Shopping days. Quick! There are only nine-and-a-bit shopping days left until Christmas! But please don’t be so quick that you miss the graph above. It shows what the Office for National Statistics calls “the underlying growth in the retail sector” for the 2,130 shopping days between the beginning of January 2010 and the end of October 2015. More specifically, it’s an index comparing each three-month period with the last, across three different metrics: the amount we’ve spent in shops, the quantity we’ve bought, and the average prices.
We’re buying, buying, buying… When it comes to our buying, up is the general direction. This is true of the latest figures: the quantity bought in the three months to October is almost one per cent higher than in the three months to July.
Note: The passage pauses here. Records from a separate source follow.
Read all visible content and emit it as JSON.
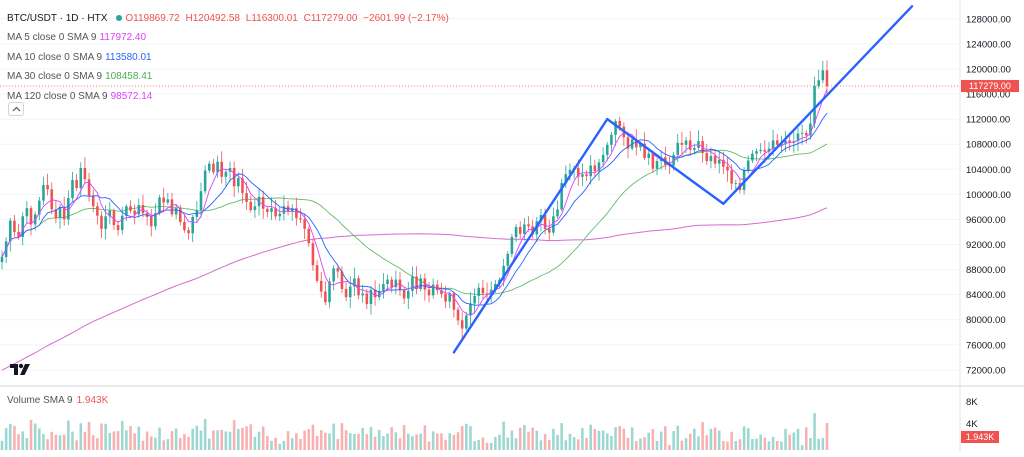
{
  "header": {
    "symbol": "BTC/USDT · 1D · HTX",
    "open": "O119869.72",
    "high": "H120492.58",
    "low": "L116300.01",
    "close": "C117279.00",
    "change": "−2601.99 (−2.17%)"
  },
  "indicators": [
    {
      "label": "MA 5 close 0 SMA 9",
      "value": "117972.40",
      "color": "#e040fb"
    },
    {
      "label": "MA 10 close 0 SMA 9",
      "value": "113580.01",
      "color": "#2962ff"
    },
    {
      "label": "MA 30 close 0 SMA 9",
      "value": "108458.41",
      "color": "#4caf50"
    },
    {
      "label": "MA 120 close 0 SMA 9",
      "value": "98572.14",
      "color": "#e040fb"
    }
  ],
  "volume_legend": {
    "label": "Volume SMA 9",
    "value": "1.943K"
  },
  "last_price_label": "117279.00",
  "last_volume_label": "1.943K",
  "colors": {
    "up": "#26a69a",
    "down": "#ef5350",
    "pattern_line": "#2962ff",
    "ma5": "#e040fb",
    "ma10": "#2962ff",
    "ma30": "#66bb6a",
    "ma120": "#d46bd0"
  },
  "chart_data": {
    "type": "candlestick",
    "title": "BTC/USDT · 1D · HTX",
    "price_axis": {
      "ticks": [
        72000,
        76000,
        80000,
        84000,
        88000,
        92000,
        96000,
        100000,
        104000,
        108000,
        112000,
        116000,
        120000,
        124000,
        128000
      ],
      "range": [
        70000,
        130000
      ]
    },
    "volume_axis": {
      "ticks": [
        "4K",
        "8K"
      ],
      "range": [
        0,
        10000
      ]
    },
    "grid": true,
    "close_series": [
      90000,
      92500,
      95800,
      94000,
      93200,
      96500,
      97800,
      95200,
      96800,
      99000,
      101500,
      100800,
      97600,
      96200,
      98000,
      96000,
      99400,
      102300,
      101000,
      104200,
      102400,
      99800,
      98100,
      96600,
      94500,
      96500,
      97400,
      95100,
      94300,
      96600,
      98100,
      97400,
      96800,
      98300,
      97000,
      96400,
      94900,
      97000,
      99500,
      98700,
      99200,
      96800,
      97800,
      95600,
      94300,
      93800,
      96400,
      97500,
      100500,
      103800,
      104900,
      103500,
      105200,
      102800,
      103600,
      104200,
      101300,
      102600,
      100200,
      98800,
      97500,
      98100,
      99600,
      97700,
      97200,
      97800,
      96500,
      96900,
      98100,
      97200,
      97800,
      96200,
      96000,
      94500,
      92200,
      88700,
      86200,
      84500,
      82800,
      86100,
      88200,
      87700,
      84900,
      83600,
      85300,
      86600,
      83900,
      84200,
      82500,
      84800,
      83600,
      84600,
      85700,
      86400,
      85200,
      86400,
      84700,
      83400,
      84600,
      86900,
      84900,
      86600,
      84800,
      83900,
      85600,
      84700,
      84100,
      82900,
      84200,
      81600,
      79900,
      78600,
      80700,
      82600,
      83800,
      85100,
      84200,
      84100,
      84800,
      85700,
      86400,
      88600,
      90500,
      93200,
      94800,
      93700,
      95200,
      94900,
      93600,
      95700,
      96700,
      94500,
      93900,
      96500,
      97600,
      101800,
      103200,
      103900,
      104200,
      102800,
      103200,
      102900,
      104600,
      103700,
      105100,
      106300,
      107900,
      109500,
      111700,
      110800,
      109100,
      107300,
      108800,
      107500,
      108100,
      105800,
      106500,
      104100,
      105300,
      105900,
      104700,
      104600,
      106300,
      108200,
      107900,
      108600,
      107100,
      107400,
      108500,
      106600,
      105300,
      106100,
      104900,
      105500,
      104400,
      103800,
      101700,
      101800,
      100700,
      103800,
      105400,
      106500,
      106900,
      107100,
      106800,
      107300,
      108600,
      107900,
      108100,
      108600,
      108300,
      108500,
      109700,
      109800,
      109400,
      111300,
      117300,
      118200,
      119800,
      117279
    ],
    "moving_averages": [
      {
        "name": "MA 5",
        "value": 117972.4
      },
      {
        "name": "MA 10",
        "value": 113580.01
      },
      {
        "name": "MA 30",
        "value": 108458.41
      },
      {
        "name": "MA 120",
        "value": 98572.14
      }
    ],
    "pattern_lines": [
      {
        "from": 74800,
        "to": 112000
      },
      {
        "from": 112000,
        "to": 98500
      },
      {
        "from": 98500,
        "to": 130000
      }
    ]
  }
}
But it’s also true in the longer term: this measure has been rising for 23 consecutive months, which is the lengthiest run since records began in 1996. The actual amount we’ve spent hasn’t increased so consistently, but a glance at the graph will reveal that it’s certainly increased over the past several years.
…because prices are going down. Why is this? Part of it is just that we’re freer with our cash after the downturn. But another part of it is the shrinking of prices. Whether it’s down to commodities getting cheaper, the rise of Internet shopping, or just good, old-fashioned discounting, the quarter-on-quarter trend in average store prices has been going down since around the middle of 2013. This coincides almost perfectly with those 23 months of growth in the quantity we’re buying.
A question of sustainability. There is much that is cheering about this. Everyday life has become more affordable, and we’ve responded by buying more, which is both a sign and a stanchion of a growing economy. But it also raises questions about sustainability. The shops can’t keep lowering their prices forever.
Interest fates. And – what is more fearful – we can’t keep spending forever. As I’ve pointed out in a previous To The Point post, a lot of our spending is being done on credit. Indeed, according to a recent survey, 35 per cent of people have already borrowed money to pay for Christmas gifts this year. What happens, then, when interest rates rise? This is the great and terrible question hovering above our economy as 2016 heaves into being.